I breathed in and smelled eucalyptus and roses. I looked around once more for anything amiss. But there was nothing. It was perfect.

I went in to wash my hands and found my mother and father in the kitchen. My father had brought the mail in and was standing at the sink, gazing out at the garden. He had opened a quart bottle of East Side beer and poured himself some in a juice glass. My mother was sitting at the table, her hands spread out in front of her, a gesture I knew well, one that meant she was trying to stay calm.

“What?” I said.

My mother did not hesitate. “Your father received a letter,” she said simply.

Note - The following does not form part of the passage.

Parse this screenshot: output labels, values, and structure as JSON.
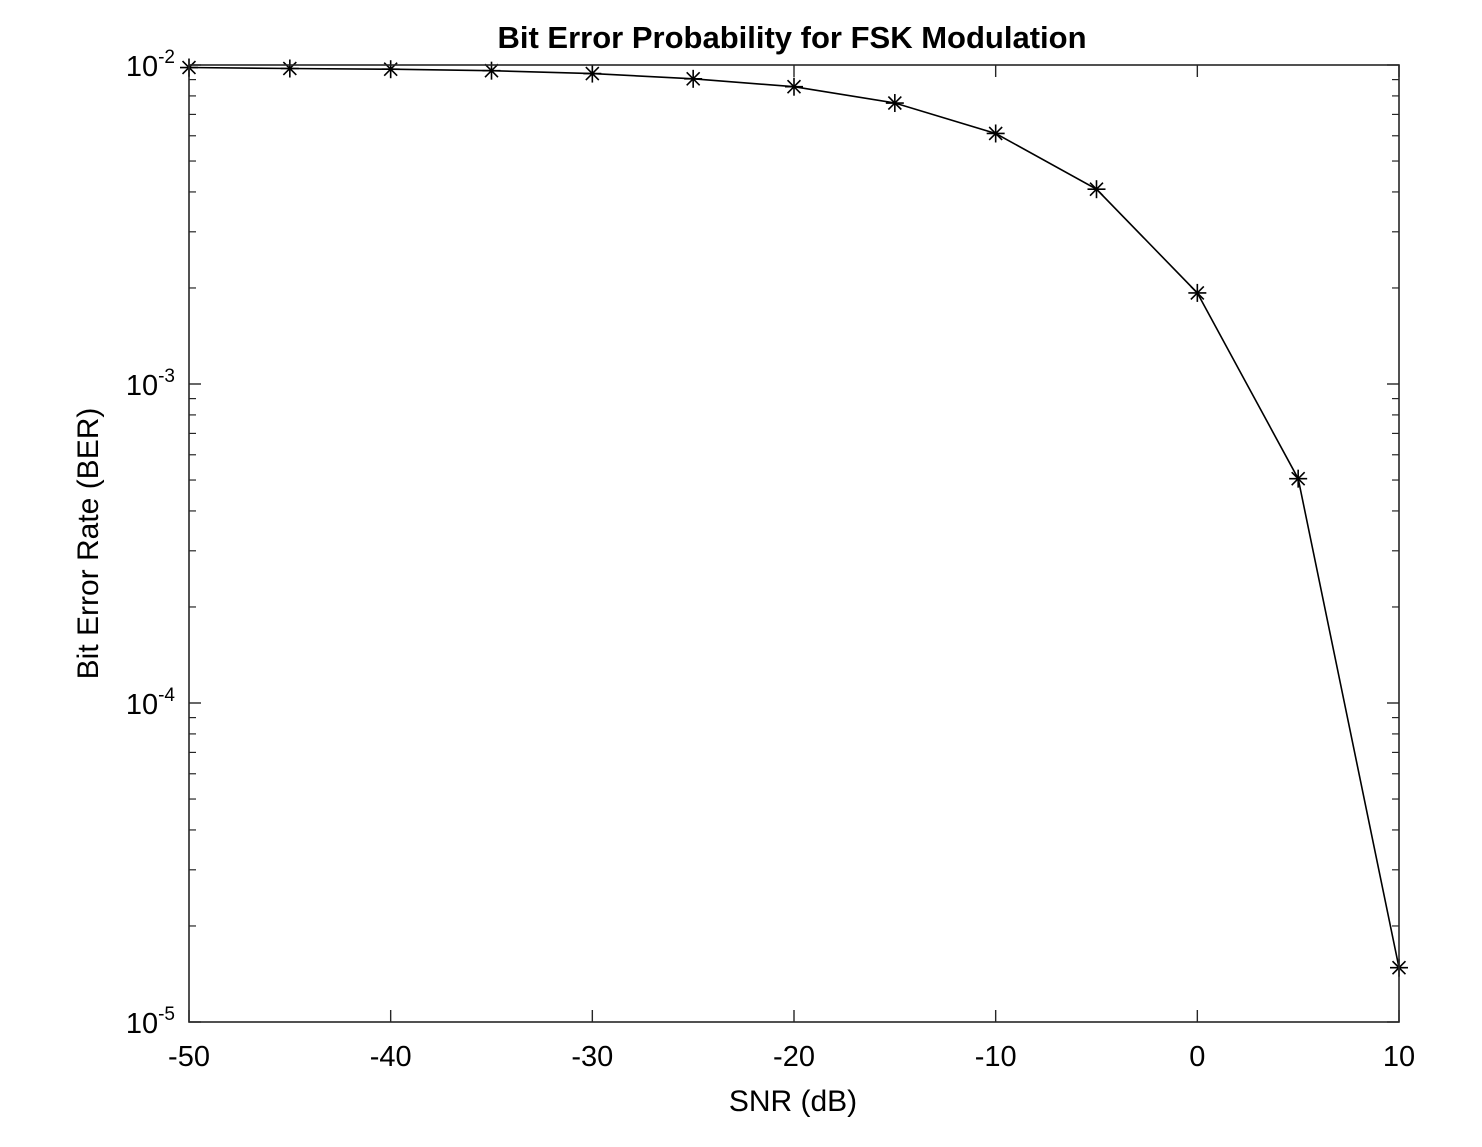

Her tone was one of forced evenness. “A letter from an old friend from Shanghai, Shang Chen. In China he was governor of the Hove province. Maybe you remember him, Anna. Your father’s polo team used to play his. He was quite good, your father says.”

I nodded stupidly, with no recollection of the man she had named. It was as though she were asking me to recall some other child’s life.

“Well,” my mother continued, stretching her hands out further on the table, “Shang Chen is now
General
Shang Chen, and he is the Chinese military attaché in Washington. It seems he can do something to help your father. He has a position for your father in Chungking, as a liaison between the American and Chinese troops. It sounds very interesting, doesn’t it?”

I wanted to ask her to speak English, please, as I had when I was small and Chu Shih asked me something in Mandarin. My mother’s words felt like some kind of code.

“Chungking,” I said, a guess of a response.

“Yes,” my mother said. “Chungking.”

My father faced us then. At least he faced my mother, and I saw that I’d walked into something that I shouldn’t be in on. “You have to see this, Eve,” he said. “There’s a war on, and they’ll send me someplace if I don’t go first. In my experience, the military sends you exactly where you don’t want to go, simple as that. Where would that be? Where would they send me? To Europe, where things are a mess.”